Cette mesure va permettre aux entreprises de bénéficier, en cas de signature d’un CDI à l’issue des six à neuf mois de stage, d’indemnités de formation-intégration s’élevant à 25.000.00 DH.
Selon des études prévisionnelles, ces deux nouveaux dispositifs permettront, selon le ministre, d’intégrer 297.000 chercheurs d’emploi durant la période s’étalant du 4ème trimestre 2011 jusqu’en 2016, moyennant une enveloppe budgétaire de plus de 2 milliards de DH.
M. Rhmani a annoncé, par ailleurs, que parallèlement à ces deux mesures, un troisième dispositif est actuellement en cours de finalisation. « Nous nous penchons en ce moment sur l’examen des conditions techniques et opérationnelles de sa mise en œuvre », a-t-il déclaré avant d’ajouter que les outils de mise en œuvre de ces mesures sont élaborés et prêts à entrer en vigueur à partir du 15 octobre prochain.
De son côté, Hafid Kamal, directeur de l’Agence nationale de promotion de l’emploi et des compétences (ANAPEC), a expliqué que s’il y a une baisse continue et notable du taux de chômage, il reste que ce taux est encore élevé chez les jeunes diplômés (17.6% chez les jeunes de 15 à 25 ans et 19% chez les diplômés universtaires).

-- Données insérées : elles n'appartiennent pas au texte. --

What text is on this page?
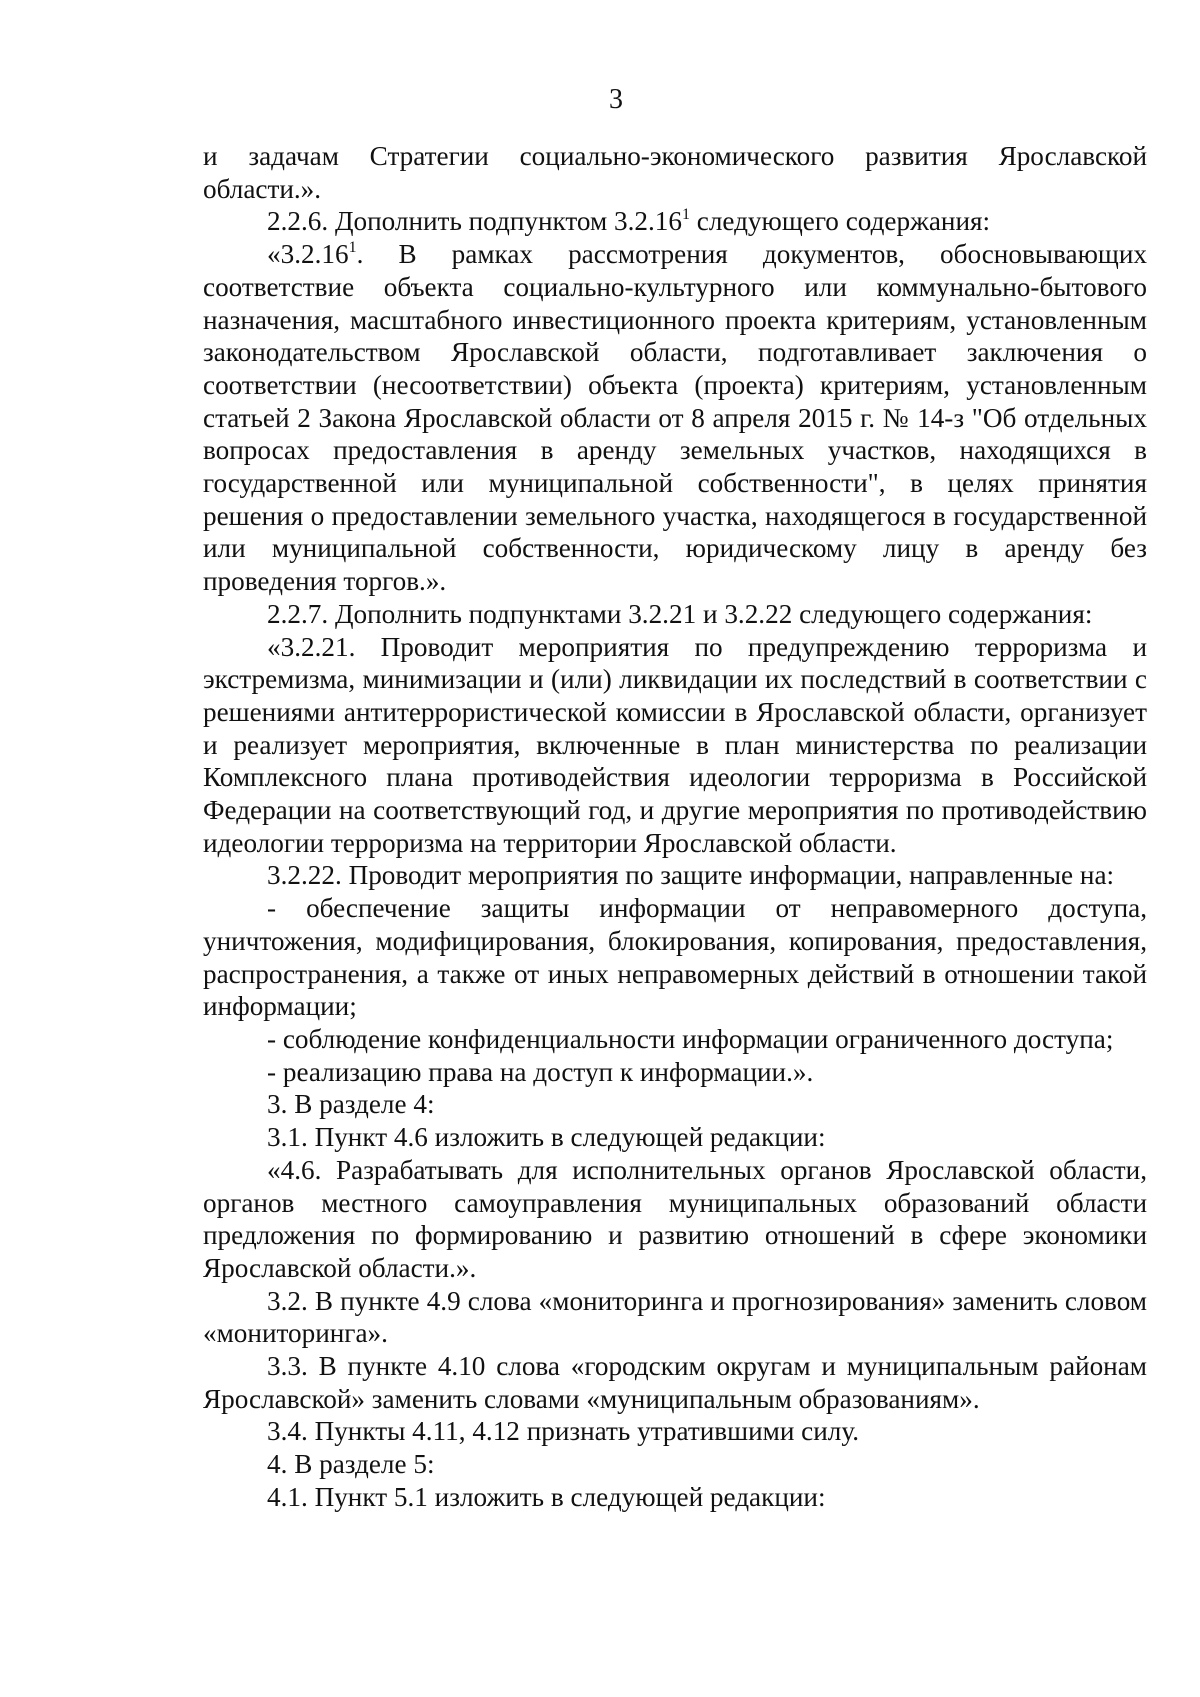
3

и задачам Стратегии социально-экономического развития Ярославской области.».

2.2.6. Дополнить подпунктом 3.2.16$^1$ следующего содержания:

«3.2.16$^1$. В рамках рассмотрения документов, обосновывающих соответствие объекта социально-культурного или коммунально-бытового назначения, масштабного инвестиционного проекта критериям, установленным законодательством Ярославской области, подготавливает заключения о соответствии (несоответствии) объекта (проекта) критериям, установленным статьей 2 Закона Ярославской области от 8 апреля 2015 г. № 14-з "Об отдельных вопросах предоставления в аренду земельных участков, находящихся в государственной или муниципальной собственности", в целях принятия решения о предоставлении земельного участка, находящегося в государственной или муниципальной собственности, юридическому лицу в аренду без проведения торгов.».

2.2.7. Дополнить подпунктами 3.2.21 и 3.2.22 следующего содержания:

«3.2.21. Проводит мероприятия по предупреждению терроризма и экстремизма, минимизации и (или) ликвидации их последствий в соответствии с решениями антитеррористической комиссии в Ярославской области, организует и реализует мероприятия, включенные в план министерства по реализации Комплексного плана противодействия идеологии терроризма в Российской Федерации на соответствующий год, и другие мероприятия по противодействию идеологии терроризма на территории Ярославской области.

3.2.22. Проводит мероприятия по защите информации, направленные на:

- обеспечение защиты информации от неправомерного доступа, уничтожения, модифицирования, блокирования, копирования, предоставления, распространения, а также от иных неправомерных действий в отношении такой информации;

- соблюдение конфиденциальности информации ограниченного доступа;

- реализацию права на доступ к информации.».

3. В разделе 4:

3.1. Пункт 4.6 изложить в следующей редакции:

«4.6. Разрабатывать для исполнительных органов Ярославской области, органов местного самоуправления муниципальных образований области предложения по формированию и развитию отношений в сфере экономики Ярославской области.».

3.2. В пункте 4.9 слова «мониторинга и прогнозирования» заменить словом «мониторинга».

3.3. В пункте 4.10 слова «городским округам и муниципальным районам Ярославской» заменить словами «муниципальным образованиям».

3.4. Пункты 4.11, 4.12 признать утратившими силу.

4. В разделе 5:

4.1. Пункт 5.1 изложить в следующей редакции:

Le directeur de l’ANAPEC estime que la résorption du chômage sur cinq ans passe par la création de 300.000 emplois par an en maintenant le taux d’activité à son niveau actuel de 50%. A cet effet, il a révélé que son Agence a l’ambition d’insérer 60.000 personnes en 2012 et 80.000 en 2014 avant d’atteindre les 100.000 en 2015, soit 1.000 personnes par an. M. Kamal a saisi l’occasion pour indiquer que l’ANAPEC a pu réaliser dans le domaine de l’emploi, à travers le programme Idmaj, le recrutement sur un CDI de deux tiers des bénéficiaires du contrat-insertion, soit 270.575 personnes et  l’insertion, grâce au programme Taehil, de 63.297 bénéficiaires, soit un taux d’insertion de 80% pour la FCE et de 100% pour le dispositif d’appui aux secteurs émergents. Le directeur de l’ANAPEC semble satisfait du travail de son Agence puisque l’ensemble de ses prestations et intermédiations ont permis un taux de satisfaction de 72% pour les employeurs et 68% pour les chercheurs d’emploi.
Pour sa part, Jamal Belahrach, président de la Commission emploi et relations sociales de la CGEM, a affirmé que ces mesures vont permettre la fin de la précarité et de l’inadéquation entre l’offre et la demande sur le marché de l’emploi, sans oublier que la question du chômage nécessite une vision globale à même d’apporter des réponses pérennes.
A ce propos, il a estimé que le patronat doit assumer ses responsabilités et apporter sa contribution à travers la réflexion sur les politiques de la formation et de la formation continue, a-t-il conclu.